HaitiWebdo

HaïtiWebdo du lundi 25 au dimanche 31 août 2014

Haïti – Conjoncture : Dialogue et élections en jeu sur fond de méfiance


lundi 1er septembre 2014

P-au-P, 1er sept. 2014 [AlterPresse] --- La situation politique ne semble pas inspirer confiance à plus d’uns.

A chaque jour qui passe, une petite dose de détérioration s’y infiltre ou se fait infiltrer.

Aucune date n’est annoncée depuis que le Conseil électoral provisoire (Cep) a informé le président Joseph Michel Martelly de l’impossibilité de tenir les joutes électorales parlementaires et des collectivités à la date du 26 octobre 2014.

Les amendements à la loi électorale ne sont toujours pas votés au Sénat.

On joue à cache-cache au dialogue.

Les évadés de prison courent encore les rues.

Et le temps presse.

Politique

Le groupe des 6 propice à une rencontre tripartite, Martelly invite

Le président Michel Martelly a répondu à l’appel au dialogue du groupe des 6 sénateurs de l’opposition, en les invitant ainsi que le président du Sénat, Dieusseul Simon Desras, à une rencontre, pour le lundi 1er septembre 2014, au palais national.
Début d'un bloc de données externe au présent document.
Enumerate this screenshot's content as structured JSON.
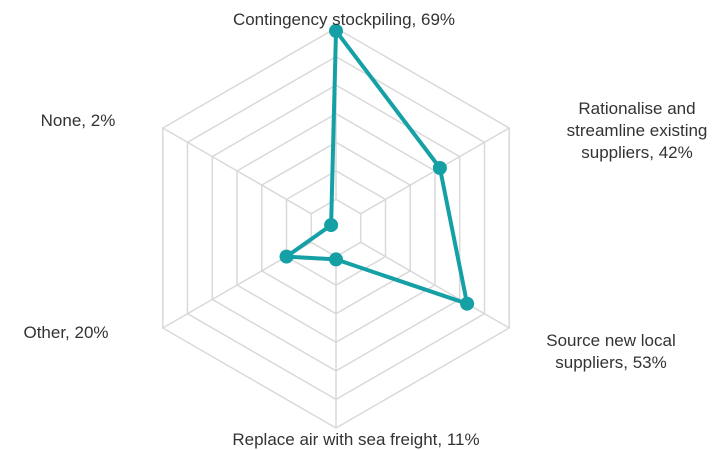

Cette rencontre devrait contribuer à aplanir le terrain et ouvrir la voie à l’amendement de la loi électorale de novembre 2013.
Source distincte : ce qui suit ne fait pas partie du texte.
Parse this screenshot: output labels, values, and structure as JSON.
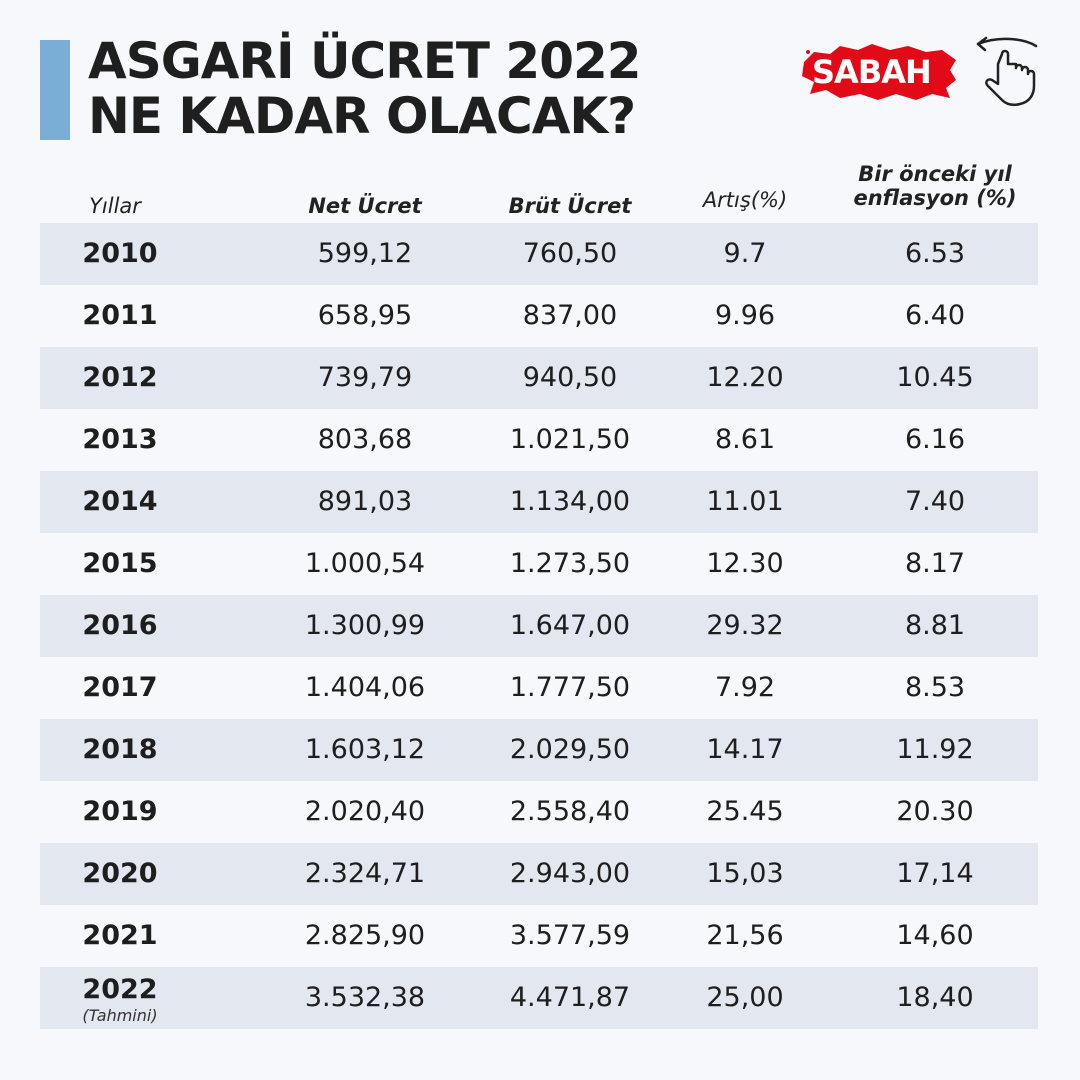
{
  "title": {
    "line1": "ASGARİ ÜCRET 2022",
    "line2": "NE KADAR OLACAK?"
  },
  "logo": {
    "text": "SABAH"
  },
  "icons": {
    "logo_shape": "turkey-map-flag-icon",
    "hand": "pointing-hand-swipe-icon"
  },
  "colors": {
    "accent_bar": "#7aaed6",
    "logo_red": "#e30a17",
    "row_shade": "#e3e7ef",
    "background": "#f7f8fb"
  },
  "table": {
    "headers": {
      "years": "Yıllar",
      "net": "Net Ücret",
      "brut": "Brüt Ücret",
      "artis": "Artış(%)",
      "enflasyon_line1": "Bir önceki yıl",
      "enflasyon_line2": "enflasyon (%)"
    },
    "rows": [
      {
        "year": "2010",
        "net": "599,12",
        "brut": "760,50",
        "artis": "9.7",
        "enflasyon": "6.53"
      },
      {
        "year": "2011",
        "net": "658,95",
        "brut": "837,00",
        "artis": "9.96",
        "enflasyon": "6.40"
      },
      {
        "year": "2012",
        "net": "739,79",
        "brut": "940,50",
        "artis": "12.20",
        "enflasyon": "10.45"
      },
      {
        "year": "2013",
        "net": "803,68",
        "brut": "1.021,50",
        "artis": "8.61",
        "enflasyon": "6.16"
      },
      {
        "year": "2014",
        "net": "891,03",
        "brut": "1.134,00",
        "artis": "11.01",
        "enflasyon": "7.40"
      },
      {
        "year": "2015",
        "net": "1.000,54",
        "brut": "1.273,50",
        "artis": "12.30",
        "enflasyon": "8.17"
      },
      {
        "year": "2016",
        "net": "1.300,99",
        "brut": "1.647,00",
        "artis": "29.32",
        "enflasyon": "8.81"
      },
      {
        "year": "2017",
        "net": "1.404,06",
        "brut": "1.777,50",
        "artis": "7.92",
        "enflasyon": "8.53"
      },
      {
        "year": "2018",
        "net": "1.603,12",
        "brut": "2.029,50",
        "artis": "14.17",
        "enflasyon": "11.92"
      },
      {
        "year": "2019",
        "net": "2.020,40",
        "brut": "2.558,40",
        "artis": "25.45",
        "enflasyon": "20.30"
      },
      {
        "year": "2020",
        "net": "2.324,71",
        "brut": "2.943,00",
        "artis": "15,03",
        "enflasyon": "17,14"
      },
      {
        "year": "2021",
        "net": "2.825,90",
        "brut": "3.577,59",
        "artis": "21,56",
        "enflasyon": "14,60"
      },
      {
        "year": "2022",
        "year_note": "(Tahmini)",
        "net": "3.532,38",
        "brut": "4.471,87",
        "artis": "25,00",
        "enflasyon": "18,40"
      }
    ]
  }
}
Regrettant déjà que l’invitation n’ait pas été élargie aux partis de l’opposition, certains sénateurs soutiennent que le palais national est inapproprié pour une rencontre avec des parlementaires opposants « qui se respectent ».
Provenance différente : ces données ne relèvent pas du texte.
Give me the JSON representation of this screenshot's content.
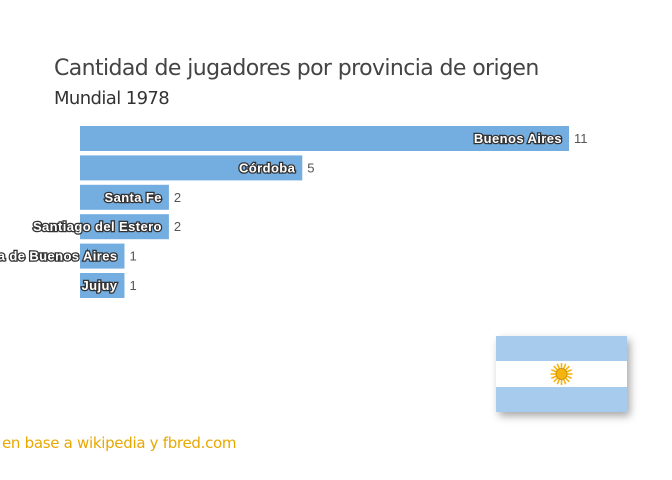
{
  "chart_data": {
    "type": "bar",
    "orientation": "horizontal",
    "title": "Cantidad de jugadores por provincia de origen",
    "subtitle": "Mundial 1978",
    "categories": [
      "Buenos Aires",
      "Córdoba",
      "Santa Fe",
      "Santiago del Estero",
      "Provincia de Buenos Aires",
      "Jujuy"
    ],
    "values": [
      11,
      5,
      2,
      2,
      1,
      1
    ],
    "xlim": [
      0,
      11
    ],
    "grid": false,
    "bar_color": "#74ade0"
  },
  "footer": {
    "source": "en base a wikipedia y fbred.com"
  },
  "flag": {
    "icon": "argentina-flag-icon",
    "colors": [
      "#74acdf",
      "#ffffff",
      "#f6b40e"
    ]
  }
}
Les 6 se sont dits favorables à l’initiative du bureau du Sénat de la république d’organiser une rencontre tripartite entre l’Exécutif, le bureau et les partis de « l’opposition démocratique et la résistance populaire », en vue de juguler la « crise préélectorale » qui se profile.

Jean-Charles Moïse, Francky Exius, John Joël Joseph, Jean-Baptiste Bien-Aîmé, Westner Polycarpe, Jean William Jeanty, formant le G6, ont tenu une conférence de presse le jeudi 28 août 2014.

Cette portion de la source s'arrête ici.